A few years ago, DBS sold HN5 Notes to its valued Treasure customers, blowing the buyers to kingdom come and discriminated against locals when it came to compensation.
So when early in 2011, when it started pushing yuan deposits and other investments linked to the yuan to its customers, I tot “No, not again”. By early May 2011, it had sold more than 27 billion yuan (S$5.2 billion) of investments linked to the Chinese currency to wealthy investors here it boasted.
Well 2011 wasa not a gd year for the yuan, and 2012 has been a disaster.
While most economists expect the renminbi will stay flat or rise slightly over the next year, financial markets tell a different story.
In the non-deliverable forward market, where traders place bets on the future exchange rate, the yuan or renminbi is priced to fall 1.3 per cent against the dollar over the next 12 months.
Some experts say the decline will be much more substantial. Jim Walker, an economist who predicted the 1997 Asian financial crisis, forecasts a 5 per cent depreciation over the next year because “corporate financials in China are deteriorating dramatically. Extract from last week’s FT.

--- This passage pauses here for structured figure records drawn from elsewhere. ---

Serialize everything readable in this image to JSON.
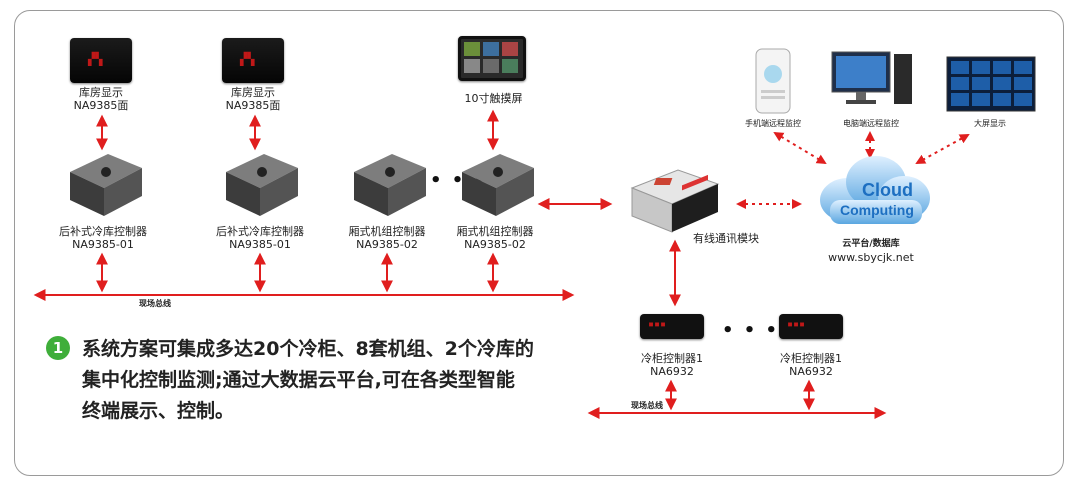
{
  "panel_displays": [
    {
      "label1": "库房显示",
      "label2": "NA9385面"
    },
    {
      "label1": "库房显示",
      "label2": "NA9385面"
    }
  ],
  "touchscreen": {
    "label": "10寸触摸屏"
  },
  "controllers": [
    {
      "label1": "后补式冷库控制器",
      "label2": "NA9385-01"
    },
    {
      "label1": "后补式冷库控制器",
      "label2": "NA9385-01"
    },
    {
      "label1": "厢式机组控制器",
      "label2": "NA9385-02"
    },
    {
      "label1": "厢式机组控制器",
      "label2": "NA9385-02"
    }
  ],
  "ellipsis": "• • •",
  "bus_left": {
    "label": "现场总线"
  },
  "bus_right": {
    "label": "现场总线"
  },
  "comm_module": {
    "label": "有线通讯模块"
  },
  "cloud": {
    "word1": "Cloud",
    "word2": "Computing",
    "label": "云平台/数据库",
    "url": "www.sbycjk.net"
  },
  "terminals": [
    {
      "label": "手机端远程监控"
    },
    {
      "label": "电脑端远程监控"
    },
    {
      "label": "大屏显示"
    }
  ],
  "cabinet_controllers": [
    {
      "label1": "冷柜控制器1",
      "label2": "NA6932"
    },
    {
      "label1": "冷柜控制器1",
      "label2": "NA6932"
    }
  ],
  "description": {
    "badge": "1",
    "line1": "系统方案可集成多达20个冷柜、8套机组、2个冷库的",
    "line2": "集中化控制监测;通过大数据云平台,可在各类型智能",
    "line3": "终端展示、控制。"
  },
  "colors": {
    "arrow": "#e01e1e",
    "badge": "#3fae3a",
    "cloud": "#3a8fd6",
    "frame": "#9a9a9a"
  }
}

And we know S$ has been appreciating vis-a-vis the US$.
Interestingly OCBC, Singapore’s second-biggest bank, was not aggressively promoting offshore yuan deposits to Singapore customers due to the risk of near-term losses as the local currency is likely to appreciate at a faster pace.
“We’re pretty cautious with regard to offshore RMB business in terms of deposits. For a Singaporean, we think it is not very wise,” CEO David Conner said at an earnings briefing in May 2011.